Design Methodology

Submitted by wolf on

Design Methodology

Dimension Modeling - There are two different approaches to the goal of a dimension Data Warehouse dimension model.

  • Kimball - This methodology focuses on a bottom-up approach, emphasizing the value of the data warehouse to the users as quickly as possible. This methodology uses a combination of Facts and Dimensions to create definition of the data marts.
  • Inmon - Bill Inmon saw a need to integrate data from different OLTP systems into a centralized repository (Data Warehouse) with a so called top-down approach. Bill Inmon envisions a data warehouse at center of the "Corporate Information Factory" (CIF), which provides a logical framework for delivering business intelligence (BI), business analytics and business management capabilities. This methodology builds a complete normalized data model first then develops a set of data marts to create the complete CIF.
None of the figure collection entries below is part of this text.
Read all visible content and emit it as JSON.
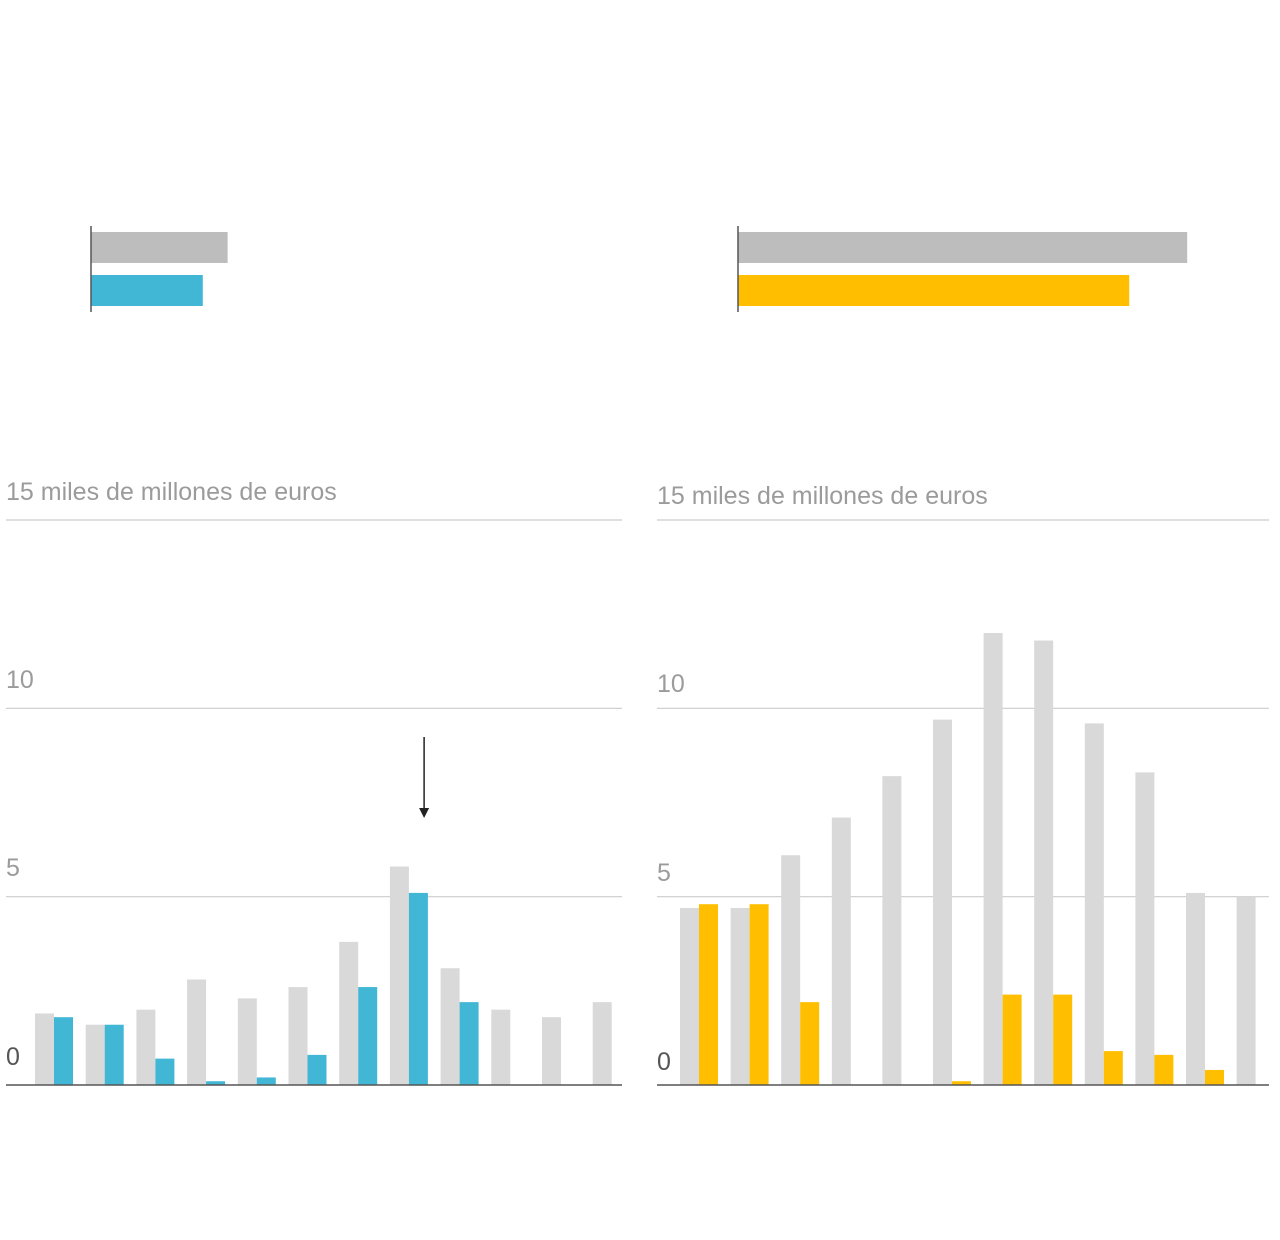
{
  "colors": {
    "previous": "#bdbdbd",
    "previous_light": "#d9d9d9",
    "left_accent": "#41b7d5",
    "right_accent": "#ffbf00",
    "grid": "#cccccc",
    "baseline": "#555555"
  },
  "chart_data": [
    {
      "type": "bar",
      "orientation": "horizontal",
      "series": [
        {
          "values": [
            6.6
          ],
          "color": "#bdbdbd"
        },
        {
          "values": [
            5.4
          ],
          "color": "#41b7d5"
        }
      ],
      "xlim": [
        0,
        30
      ]
    },
    {
      "type": "bar",
      "orientation": "horizontal",
      "series": [
        {
          "values": [
            21.7
          ],
          "color": "#bdbdbd"
        },
        {
          "values": [
            18.9
          ],
          "color": "#ffbf00"
        }
      ],
      "xlim": [
        0,
        30
      ]
    },
    {
      "type": "bar",
      "ylabel": "15 miles de millones de euros",
      "ylim": [
        0,
        15
      ],
      "yticks": [
        "0",
        "5",
        "10"
      ],
      "grid": true,
      "series": [
        {
          "color": "#d9d9d9",
          "values": [
            1.9,
            1.6,
            2.0,
            2.8,
            2.3,
            2.6,
            3.8,
            5.8,
            3.1,
            2.0,
            1.8,
            2.2
          ]
        },
        {
          "color": "#41b7d5",
          "values": [
            1.8,
            1.6,
            0.7,
            0.1,
            0.2,
            0.8,
            2.6,
            5.1,
            2.2,
            0,
            0,
            0
          ]
        }
      ],
      "annotation": {
        "type": "arrow",
        "category_index": 7
      }
    },
    {
      "type": "bar",
      "ylabel": "15 miles de millones de euros",
      "ylim": [
        0,
        15
      ],
      "yticks": [
        "0",
        "5",
        "10"
      ],
      "grid": true,
      "series": [
        {
          "color": "#d9d9d9",
          "values": [
            4.7,
            4.7,
            6.1,
            7.1,
            8.2,
            9.7,
            12.0,
            11.8,
            9.6,
            8.3,
            5.1,
            5.0
          ]
        },
        {
          "color": "#ffbf00",
          "values": [
            4.8,
            4.8,
            2.2,
            0,
            0,
            0.1,
            2.4,
            2.4,
            0.9,
            0.8,
            0.4,
            0
          ]
        }
      ]
    }
  ]
}
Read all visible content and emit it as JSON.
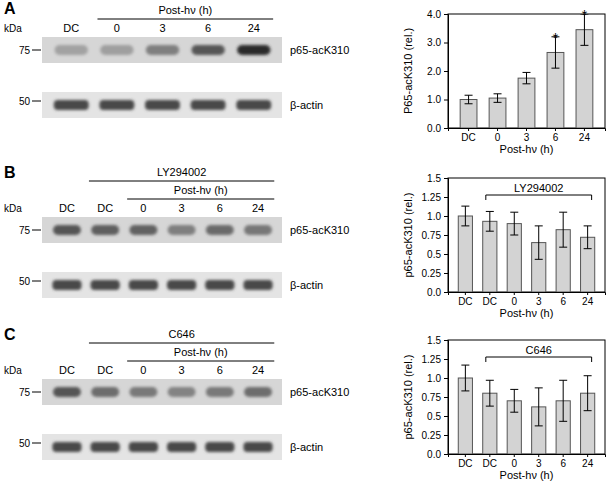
{
  "chart_data": [
    {
      "type": "bar",
      "categories": [
        "DC",
        "0",
        "3",
        "6",
        "24"
      ],
      "values": [
        1.0,
        1.05,
        1.75,
        2.65,
        3.45
      ],
      "errors": [
        0.15,
        0.15,
        0.2,
        0.55,
        0.55
      ],
      "significance": [
        null,
        null,
        null,
        "*",
        "*"
      ],
      "color": "#d3d3d3",
      "x_label": "Post-hν (h)",
      "y_label": "P65-acK310 (rel.)",
      "ylim": [
        0,
        4
      ],
      "yticks": [
        {
          "value": 0,
          "label": "0.0"
        },
        {
          "value": 1,
          "label": "1.0"
        },
        {
          "value": 2,
          "label": "2.0"
        },
        {
          "value": 3,
          "label": "3.0"
        },
        {
          "value": 4,
          "label": "4.0"
        }
      ]
    },
    {
      "type": "bar",
      "categories": [
        "DC",
        "DC",
        "0",
        "3",
        "6",
        "24"
      ],
      "values": [
        1.0,
        0.93,
        0.9,
        0.65,
        0.82,
        0.72
      ],
      "errors": [
        0.13,
        0.13,
        0.15,
        0.22,
        0.23,
        0.15
      ],
      "bracket": "LY294002",
      "color": "#d3d3d3",
      "x_label": "Post-hν (h)",
      "y_label": "p65-acK310 (rel.)",
      "ylim": [
        0,
        1.5
      ],
      "yticks": [
        {
          "value": 0,
          "label": "0.0"
        },
        0.25,
        0.5,
        0.75,
        {
          "value": 1,
          "label": "1.0"
        },
        1.25,
        1.5
      ]
    },
    {
      "type": "bar",
      "categories": [
        "DC",
        "DC",
        "0",
        "3",
        "6",
        "24"
      ],
      "values": [
        1.0,
        0.8,
        0.7,
        0.62,
        0.7,
        0.8
      ],
      "errors": [
        0.17,
        0.17,
        0.15,
        0.25,
        0.27,
        0.23
      ],
      "bracket": "C646",
      "color": "#d3d3d3",
      "x_label": "Post-hν (h)",
      "y_label": "p65-acK310 (rel.)",
      "ylim": [
        0,
        1.5
      ],
      "yticks": [
        {
          "value": 0,
          "label": "0.0"
        },
        0.25,
        0.5,
        0.75,
        {
          "value": 1,
          "label": "1.0"
        },
        1.25,
        1.5
      ]
    }
  ],
  "blots": [
    {
      "panel": "A",
      "unit": "kDa",
      "mw_markers": [
        75,
        50
      ],
      "bands": [
        "p65-acK310",
        "β-actin"
      ],
      "lanes": [
        "DC",
        "0",
        "3",
        "6",
        "24"
      ],
      "time_header": "Post-hν (h)"
    },
    {
      "panel": "B",
      "unit": "kDa",
      "mw_markers": [
        75,
        50
      ],
      "bands": [
        "p65-acK310",
        "β-actin"
      ],
      "lanes": [
        "DC",
        "DC",
        "0",
        "3",
        "6",
        "24"
      ],
      "treatment": "LY294002",
      "time_header": "Post-hν (h)"
    },
    {
      "panel": "C",
      "unit": "kDa",
      "mw_markers": [
        75,
        50
      ],
      "bands": [
        "p65-acK310",
        "β-actin"
      ],
      "lanes": [
        "DC",
        "DC",
        "0",
        "3",
        "6",
        "24"
      ],
      "treatment": "C646",
      "time_header": "Post-hν (h)"
    }
  ]
}
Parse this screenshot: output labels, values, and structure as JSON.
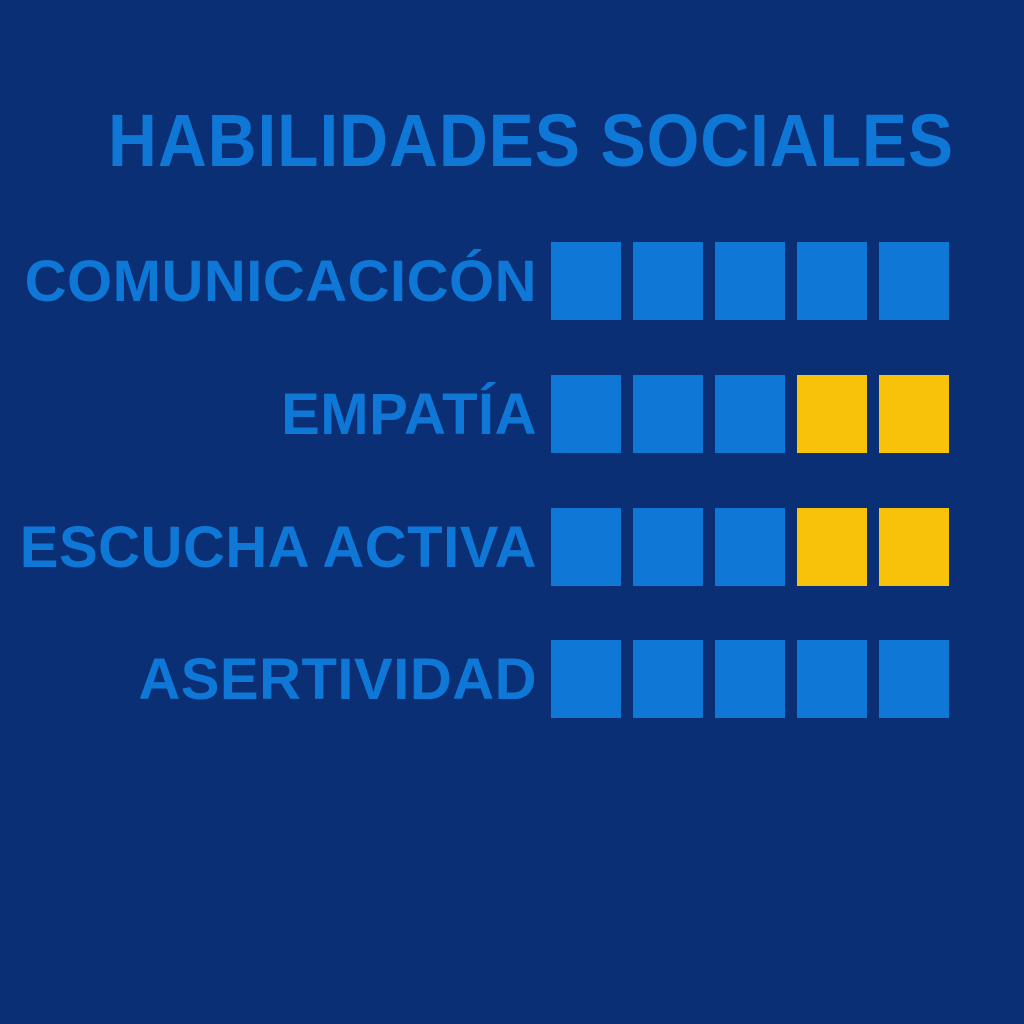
{
  "chart_data": {
    "type": "table",
    "title": "HABILIDADES SOCIALES",
    "max_blocks": 5,
    "rows": [
      {
        "label": "COMUNICACICÓN",
        "blue_blocks": 5,
        "yellow_blocks": 0
      },
      {
        "label": "EMPATÍA",
        "blue_blocks": 3,
        "yellow_blocks": 2
      },
      {
        "label": "ESCUCHA ACTIVA",
        "blue_blocks": 3,
        "yellow_blocks": 2
      },
      {
        "label": "ASERTIVIDAD",
        "blue_blocks": 5,
        "yellow_blocks": 0
      }
    ],
    "colors": {
      "background": "#0b2f75",
      "blue": "#0f78d6",
      "yellow": "#f8c20b"
    }
  }
}
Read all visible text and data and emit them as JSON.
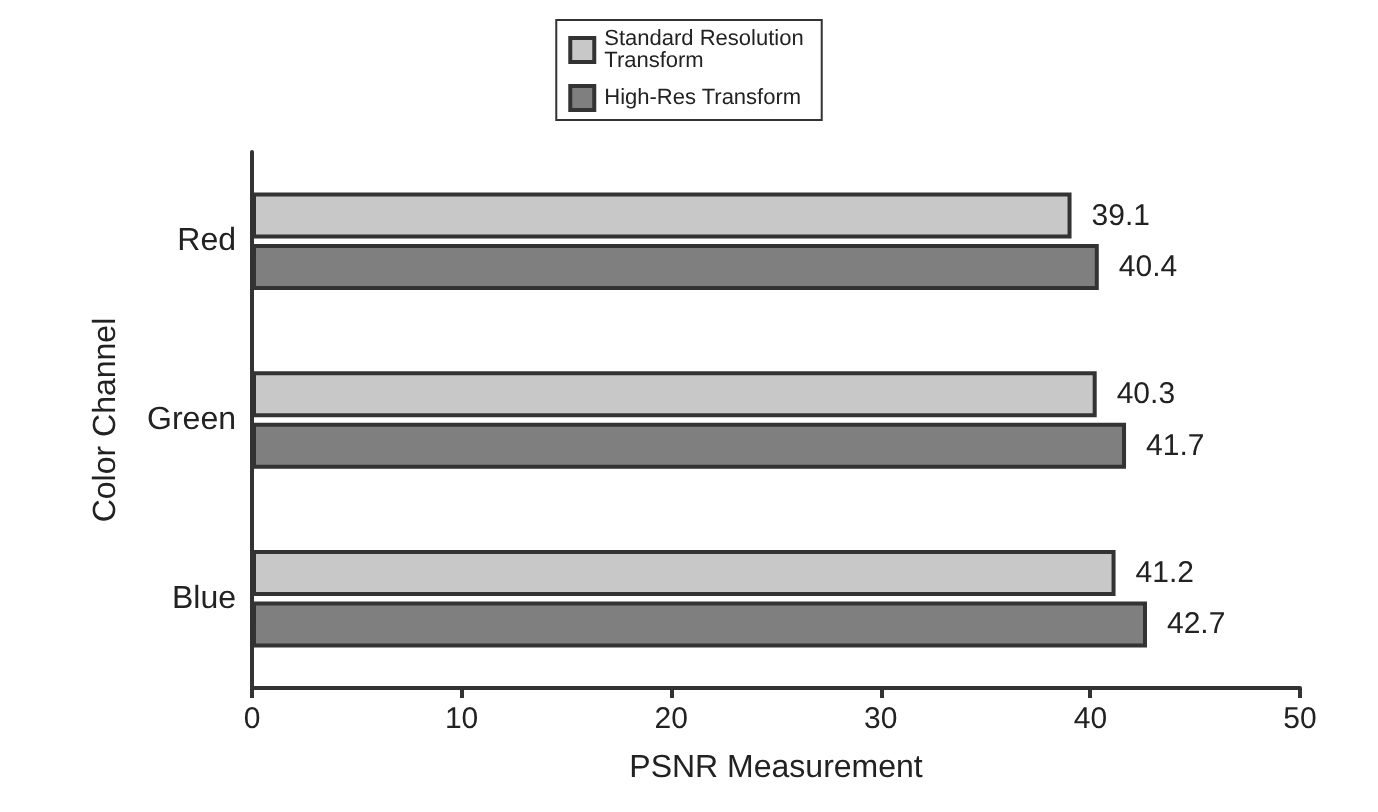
{
  "chart_data": {
    "type": "bar",
    "orientation": "horizontal",
    "categories": [
      "Red",
      "Green",
      "Blue"
    ],
    "series": [
      {
        "name": "Standard Resolution Transform",
        "color": "#c8c8c8",
        "values": [
          39.1,
          40.3,
          41.2
        ]
      },
      {
        "name": "High-Res Transform",
        "color": "#7f7f7f",
        "values": [
          40.4,
          41.7,
          42.7
        ]
      }
    ],
    "xlabel": "PSNR Measurement",
    "ylabel": "Color Channel",
    "xlim": [
      0,
      50
    ],
    "xticks": [
      0,
      10,
      20,
      30,
      40,
      50
    ],
    "data_labels": true,
    "grid": false,
    "legend": "top"
  }
}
Data Vault - Data vault modeling makes no distinction between good and bad data ("bad" meaning not conforming to business rules). The modeling method is designed to be resilient to change in the business environment where the data being stored is coming from, by explicitly separating structural information from descriptive attributes. Data vault is designed to enable parallel loading as much as possible, so that very large implementations can scale out without the need for major redesign.

EAV – Event Attribute Value is used when you have many attributes for an entity and these attribute are dynamic (added/removed). Also there is a high possibility that many of these attribute would have empty or null value most of the time. In such a situation EAV structure has many advantages mainly with optimized mysql storage. Disadvantages of EAV is mainly speed since it require multiple sql queries across tables to perform any operation.

Data Lakes - A data lake is a central location in which to store all your data, regardless of its source or format. It is typically, although not always, built using Hadoop. The data can be structured or unstructured. You can then use a variety of storage and processing tools—typically tools in the extended Hadoop family—to extract value quickly and inform key organizational decisions.